Carotid artery endarterectomy (CEA) is the most commonly performed operation to prevent stroke in the United States. However, the operation itself carries a small risk of stroke. Statin drugs provide protection against stroke and death for patients undergoing CEA when given during the week prior to surgery, according to a new study to be published in the November issue of the Journal of Vascular Surgery.
"Carotid endarterectomy is the most frequently performed operation in peripheral vascular surgery--160,000 to 180,000 of these operations occur each year," said Bruce A. Perler, MD, MBA, lead author of the study. "Even in the best of hands, 1 to 5 percent of patients will have a stroke or die as a complication of the surgery. If we can cut that in half or by two-thirds, that's important."
Dr. Perler, who is the Julius H. Jacobson II Professor of Surgery at The Johns Hopkins University and chief of the division of vascular surgery at The Johns Hopkins Hospital in Baltimore, Md., spoke today at the American Medical Association's 24th annual Science Reporters Conference in Washington, D.C.
The study involved a chart review of 1,566 patients who underwent CEA between 1994 and 2004 at the Johns Hopkins Hospital and Johns Hopkins Bayview Medical Center in Baltimore. Six hundred fifty-seven, or 42 percent, of these patients received a statin medication for at least one week prior to surgery. Patients who received statin drugs were significantly more likely than others in the study to have cardiovascular risk factors, such as high blood pressure, high cholesterol, coronary artery disease, male gender and a history of smoking. Yet these high-risk patients experienced a three-fold lower rate of stroke during the days immediately following surgery and a five-fold lower rate of mortality in the same period.
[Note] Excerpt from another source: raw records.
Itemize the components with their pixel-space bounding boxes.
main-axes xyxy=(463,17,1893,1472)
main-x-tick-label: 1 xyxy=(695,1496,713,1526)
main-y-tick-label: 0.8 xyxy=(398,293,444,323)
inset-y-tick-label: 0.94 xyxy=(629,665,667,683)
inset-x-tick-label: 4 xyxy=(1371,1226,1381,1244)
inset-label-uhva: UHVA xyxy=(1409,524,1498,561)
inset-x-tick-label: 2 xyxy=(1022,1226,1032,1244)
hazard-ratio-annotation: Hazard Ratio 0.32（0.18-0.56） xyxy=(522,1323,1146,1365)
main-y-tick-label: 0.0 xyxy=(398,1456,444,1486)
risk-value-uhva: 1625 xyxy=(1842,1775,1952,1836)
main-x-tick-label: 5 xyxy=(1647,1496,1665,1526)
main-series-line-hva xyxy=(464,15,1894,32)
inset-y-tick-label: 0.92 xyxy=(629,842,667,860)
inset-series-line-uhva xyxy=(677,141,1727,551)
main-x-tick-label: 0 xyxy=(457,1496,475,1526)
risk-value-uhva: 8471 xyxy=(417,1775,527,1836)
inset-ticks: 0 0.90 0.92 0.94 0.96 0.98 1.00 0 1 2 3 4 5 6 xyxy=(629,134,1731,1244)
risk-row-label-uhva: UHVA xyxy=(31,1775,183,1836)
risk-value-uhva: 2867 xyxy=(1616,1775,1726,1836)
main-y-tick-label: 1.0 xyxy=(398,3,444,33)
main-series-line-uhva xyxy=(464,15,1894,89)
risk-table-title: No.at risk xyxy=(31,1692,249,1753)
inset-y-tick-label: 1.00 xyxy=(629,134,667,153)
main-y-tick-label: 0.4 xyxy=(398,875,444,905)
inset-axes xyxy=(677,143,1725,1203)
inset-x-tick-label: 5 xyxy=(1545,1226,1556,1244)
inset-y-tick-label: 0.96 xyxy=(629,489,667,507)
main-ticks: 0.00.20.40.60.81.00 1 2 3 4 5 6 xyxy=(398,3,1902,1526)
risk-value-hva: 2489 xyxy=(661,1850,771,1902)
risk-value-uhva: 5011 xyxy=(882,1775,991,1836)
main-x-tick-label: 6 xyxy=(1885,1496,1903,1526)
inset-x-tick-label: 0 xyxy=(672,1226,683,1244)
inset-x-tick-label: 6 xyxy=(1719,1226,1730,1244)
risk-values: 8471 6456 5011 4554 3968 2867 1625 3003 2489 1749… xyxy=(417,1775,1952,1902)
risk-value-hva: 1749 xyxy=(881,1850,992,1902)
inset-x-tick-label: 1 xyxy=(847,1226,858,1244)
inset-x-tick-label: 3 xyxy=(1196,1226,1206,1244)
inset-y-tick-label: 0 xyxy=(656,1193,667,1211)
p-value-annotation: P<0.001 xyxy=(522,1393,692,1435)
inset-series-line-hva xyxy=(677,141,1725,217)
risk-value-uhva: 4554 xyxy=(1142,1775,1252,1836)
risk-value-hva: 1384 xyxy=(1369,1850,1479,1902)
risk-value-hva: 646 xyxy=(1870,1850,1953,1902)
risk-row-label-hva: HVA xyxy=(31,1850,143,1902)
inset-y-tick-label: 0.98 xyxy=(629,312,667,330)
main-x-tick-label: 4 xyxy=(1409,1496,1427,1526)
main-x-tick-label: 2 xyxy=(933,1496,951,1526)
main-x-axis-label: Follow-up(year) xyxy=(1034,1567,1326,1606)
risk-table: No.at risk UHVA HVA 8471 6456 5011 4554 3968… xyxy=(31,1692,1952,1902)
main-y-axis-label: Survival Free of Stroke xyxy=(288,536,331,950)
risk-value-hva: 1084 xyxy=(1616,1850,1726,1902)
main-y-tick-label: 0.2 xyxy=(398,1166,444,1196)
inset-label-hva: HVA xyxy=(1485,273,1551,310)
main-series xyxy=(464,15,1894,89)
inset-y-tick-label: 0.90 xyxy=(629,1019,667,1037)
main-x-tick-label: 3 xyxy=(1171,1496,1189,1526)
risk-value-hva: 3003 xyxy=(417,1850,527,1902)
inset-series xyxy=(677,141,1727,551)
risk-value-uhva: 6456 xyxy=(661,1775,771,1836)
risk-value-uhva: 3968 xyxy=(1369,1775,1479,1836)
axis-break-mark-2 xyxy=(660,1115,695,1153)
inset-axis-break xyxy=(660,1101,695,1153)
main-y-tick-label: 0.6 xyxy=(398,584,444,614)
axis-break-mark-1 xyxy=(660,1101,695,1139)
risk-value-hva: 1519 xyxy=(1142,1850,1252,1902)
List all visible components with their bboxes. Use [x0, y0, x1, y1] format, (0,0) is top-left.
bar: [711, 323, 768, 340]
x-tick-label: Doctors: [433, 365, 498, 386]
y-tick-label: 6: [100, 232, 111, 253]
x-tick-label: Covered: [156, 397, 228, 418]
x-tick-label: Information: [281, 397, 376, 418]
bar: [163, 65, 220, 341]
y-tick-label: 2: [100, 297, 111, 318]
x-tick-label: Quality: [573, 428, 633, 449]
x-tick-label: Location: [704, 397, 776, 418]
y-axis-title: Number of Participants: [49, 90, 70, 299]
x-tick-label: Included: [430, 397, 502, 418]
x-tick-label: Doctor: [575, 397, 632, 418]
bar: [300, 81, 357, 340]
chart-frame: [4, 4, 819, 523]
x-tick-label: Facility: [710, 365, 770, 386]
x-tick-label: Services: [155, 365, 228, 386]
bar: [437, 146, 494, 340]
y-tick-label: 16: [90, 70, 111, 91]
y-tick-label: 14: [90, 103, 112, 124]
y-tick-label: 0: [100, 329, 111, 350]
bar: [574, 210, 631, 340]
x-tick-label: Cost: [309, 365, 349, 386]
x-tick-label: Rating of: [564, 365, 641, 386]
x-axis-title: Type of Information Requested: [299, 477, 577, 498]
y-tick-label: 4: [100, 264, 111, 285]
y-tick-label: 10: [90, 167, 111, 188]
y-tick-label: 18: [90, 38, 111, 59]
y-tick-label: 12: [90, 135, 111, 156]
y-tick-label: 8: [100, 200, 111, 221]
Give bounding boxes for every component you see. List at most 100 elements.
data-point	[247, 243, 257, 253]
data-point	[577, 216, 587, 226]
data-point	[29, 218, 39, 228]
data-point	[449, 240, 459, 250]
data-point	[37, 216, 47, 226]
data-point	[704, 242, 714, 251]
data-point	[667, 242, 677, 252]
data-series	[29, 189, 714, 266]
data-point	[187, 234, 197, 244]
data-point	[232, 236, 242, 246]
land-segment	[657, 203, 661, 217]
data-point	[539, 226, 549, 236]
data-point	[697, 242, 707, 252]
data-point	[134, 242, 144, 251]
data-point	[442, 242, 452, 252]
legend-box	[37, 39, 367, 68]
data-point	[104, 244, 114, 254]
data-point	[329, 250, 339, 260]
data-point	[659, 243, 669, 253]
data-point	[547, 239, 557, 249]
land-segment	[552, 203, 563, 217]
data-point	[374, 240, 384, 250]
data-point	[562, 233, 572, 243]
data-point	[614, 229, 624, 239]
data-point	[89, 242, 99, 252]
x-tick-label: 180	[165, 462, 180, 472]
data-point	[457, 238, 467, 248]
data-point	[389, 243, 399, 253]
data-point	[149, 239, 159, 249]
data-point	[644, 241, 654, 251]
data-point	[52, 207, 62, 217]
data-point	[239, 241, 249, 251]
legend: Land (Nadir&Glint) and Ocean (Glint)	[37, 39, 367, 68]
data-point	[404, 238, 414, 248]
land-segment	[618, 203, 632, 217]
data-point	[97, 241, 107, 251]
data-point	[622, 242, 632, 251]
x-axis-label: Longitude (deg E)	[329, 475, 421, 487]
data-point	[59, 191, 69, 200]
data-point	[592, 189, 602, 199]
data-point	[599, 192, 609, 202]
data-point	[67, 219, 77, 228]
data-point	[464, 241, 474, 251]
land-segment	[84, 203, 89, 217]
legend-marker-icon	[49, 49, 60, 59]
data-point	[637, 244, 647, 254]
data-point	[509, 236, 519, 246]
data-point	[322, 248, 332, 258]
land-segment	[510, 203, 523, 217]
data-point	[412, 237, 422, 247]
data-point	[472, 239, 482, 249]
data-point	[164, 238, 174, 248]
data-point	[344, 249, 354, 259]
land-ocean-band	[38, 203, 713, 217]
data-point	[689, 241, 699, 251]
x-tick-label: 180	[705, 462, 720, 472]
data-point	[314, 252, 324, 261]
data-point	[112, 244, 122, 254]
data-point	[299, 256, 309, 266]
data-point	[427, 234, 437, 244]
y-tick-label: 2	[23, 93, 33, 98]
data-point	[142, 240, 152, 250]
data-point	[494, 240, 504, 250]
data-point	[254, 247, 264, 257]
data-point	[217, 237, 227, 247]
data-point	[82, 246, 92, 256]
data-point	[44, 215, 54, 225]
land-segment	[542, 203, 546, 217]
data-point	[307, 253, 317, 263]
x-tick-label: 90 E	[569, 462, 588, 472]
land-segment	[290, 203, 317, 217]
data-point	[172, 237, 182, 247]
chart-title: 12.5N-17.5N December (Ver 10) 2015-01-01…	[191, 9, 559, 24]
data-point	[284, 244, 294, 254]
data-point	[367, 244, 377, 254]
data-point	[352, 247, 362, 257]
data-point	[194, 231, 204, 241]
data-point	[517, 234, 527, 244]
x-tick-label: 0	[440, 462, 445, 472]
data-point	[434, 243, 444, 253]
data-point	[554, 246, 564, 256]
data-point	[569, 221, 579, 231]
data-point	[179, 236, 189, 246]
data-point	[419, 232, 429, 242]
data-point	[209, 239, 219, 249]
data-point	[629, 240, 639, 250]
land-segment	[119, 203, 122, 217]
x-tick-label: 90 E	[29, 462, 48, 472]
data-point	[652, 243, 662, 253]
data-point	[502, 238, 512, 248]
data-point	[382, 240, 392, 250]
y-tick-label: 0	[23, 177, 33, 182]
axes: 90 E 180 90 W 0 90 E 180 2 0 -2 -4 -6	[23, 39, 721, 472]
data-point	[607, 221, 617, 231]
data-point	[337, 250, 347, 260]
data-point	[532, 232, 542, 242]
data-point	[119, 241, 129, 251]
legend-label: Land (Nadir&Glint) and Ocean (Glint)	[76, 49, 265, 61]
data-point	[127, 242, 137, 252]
"Statin drugs have been described as the penicillin of the 21st century because while they're given to lower cholesterol levels, it appears they have a whole host of other biologic effects," Dr. Perler said. "There have been studies showing that in patients at risk of stroke, they have been effective at reducing the primary and secondary stroke rate. But no one had ever looked at whether these drugs could reduce the risk of stroke and death after carotid surgery, which is the gold standard procedure for patients with severe carotid artery disease at risk of stroke from that disease."
Carotid artery disease occurs when the carotid artery, a large artery in the neck that serves as one of the major blood supplies to the brain, becomes blocked with a plaque made of cholesterol and fats. If the artery is completely blocked or if a plaque breaks loose and travels to the brain, it results in stroke. "We now have several randomized prospective trials of patients with significant carotid artery disease that have shown that among patients who are either treated medically or undergo carotid surgery, the long-term stroke risk is significantly reduced among patients who underwent successful carotid surgery," Dr. Perler said.
In CEA, surgeons make an incision over the artery, clamp it and remove the plaque, reopening the vessel. In a small percentage of patients, either bits of plaque or blood clots that form in the artery break off during the surgery and cause stroke. Statins appear to reduce this risk, though physicians aren't quite sure how. "Whether these drugs make those plaques less likely to fracture, less likely to break off or whether it's less likely for clots to form due to their anti-inflammatory effects, we can only speculate," Dr. Perler said.
What is clear, Dr. Perler said, is that patients who are at risk of heart attacks or strokes need to talk to their doctor about taking statins. Though the drugs do have some side effects, including muscle and liver problems, the benefits may outweigh the risks for many people. "They really appear to be powerful drugs that have far-reaching effects beyond simply lowering cholesterol levels," Dr. Perler said.